We don’t always get it right at US+US, no-one does, but we’re consciously and constantly aware of the things and issues that have the potential to lead to our people feeling unhealthy guilt. We try to make sure as a business we offer a psychologically safe environment where we don’t try to create unreasonable expectations that can’t be met. 

What advice would you give to a young creative who is struggling with feeling guilty? 

First question would be are you ok? Are you actually feeling guilty about making a mistake or doing something wrong, or are you experiencing feelings of shame? Shame is a deeply held belief about your unworthiness as a person and that’s a sign of something that needs more than my two cents' opinion.
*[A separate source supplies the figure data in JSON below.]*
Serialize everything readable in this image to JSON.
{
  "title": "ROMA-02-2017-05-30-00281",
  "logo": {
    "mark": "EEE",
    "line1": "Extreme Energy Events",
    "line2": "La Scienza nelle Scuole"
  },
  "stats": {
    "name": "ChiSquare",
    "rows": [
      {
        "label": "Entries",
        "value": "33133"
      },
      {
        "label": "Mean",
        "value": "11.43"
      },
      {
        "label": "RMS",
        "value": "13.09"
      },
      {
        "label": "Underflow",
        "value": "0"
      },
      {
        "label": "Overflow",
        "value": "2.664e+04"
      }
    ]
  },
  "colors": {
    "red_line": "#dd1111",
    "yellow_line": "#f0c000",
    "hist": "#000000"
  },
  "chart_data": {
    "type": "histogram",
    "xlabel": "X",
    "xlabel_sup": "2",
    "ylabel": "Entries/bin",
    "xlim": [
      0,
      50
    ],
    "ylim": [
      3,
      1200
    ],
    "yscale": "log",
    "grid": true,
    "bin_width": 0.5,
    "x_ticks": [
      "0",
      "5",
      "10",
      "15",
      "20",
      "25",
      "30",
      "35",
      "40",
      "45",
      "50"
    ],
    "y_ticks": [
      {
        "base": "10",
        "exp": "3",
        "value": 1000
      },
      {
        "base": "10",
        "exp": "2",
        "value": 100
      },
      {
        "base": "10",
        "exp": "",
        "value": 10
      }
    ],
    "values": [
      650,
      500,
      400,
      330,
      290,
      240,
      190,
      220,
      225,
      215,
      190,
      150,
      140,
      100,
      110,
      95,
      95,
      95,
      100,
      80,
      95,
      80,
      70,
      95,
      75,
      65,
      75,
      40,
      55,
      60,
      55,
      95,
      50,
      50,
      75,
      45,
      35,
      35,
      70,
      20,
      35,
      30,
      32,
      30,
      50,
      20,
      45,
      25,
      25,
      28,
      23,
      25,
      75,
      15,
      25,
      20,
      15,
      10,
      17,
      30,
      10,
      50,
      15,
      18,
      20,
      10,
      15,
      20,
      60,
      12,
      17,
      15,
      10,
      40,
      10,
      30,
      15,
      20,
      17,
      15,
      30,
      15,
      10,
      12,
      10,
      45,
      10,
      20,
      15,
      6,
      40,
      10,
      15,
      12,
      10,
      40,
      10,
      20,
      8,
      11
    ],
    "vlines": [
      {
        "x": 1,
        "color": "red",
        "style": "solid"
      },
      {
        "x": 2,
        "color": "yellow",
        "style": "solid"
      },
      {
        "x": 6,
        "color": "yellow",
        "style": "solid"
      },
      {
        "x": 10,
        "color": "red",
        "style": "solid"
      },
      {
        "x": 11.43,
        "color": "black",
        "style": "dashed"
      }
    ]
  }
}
If you are a young creative I’ll say this. Working in a high pressure, fast-paced, opinion-filled, creative environment, where your knowledge and experience is limited, undoubtedly you will fuck up or let people down. It will happen. 100% guaranteed. BUT it’s not the mistakes themselves that matter, it is your response that matters — how you learn and grow as a result. Be self-compassionate, forgive yourself, but make sure the next mistake you make is a different one. 

As a final note, if you’re working for an agency and you’re feeling guilty about your output, that’s either because you shouldn’t be in a creative department in the first place, or you’re being set up to fail because the expectations are too high. Everything else in-between should be manageable. If your work is objectively good (get trusted feedback) and you’re still feeling guilty, you need to look at things more holistically and perhaps consider your options. 

After a long day/week what’s your go to guilty pleasure? 

A nice bottle of Italian red accompanied by mind numbing, expensively produced, Netflix sci-fi nonsense. 

I’ll leave it there. I’m starting to feel guilty about taking up too much of your time.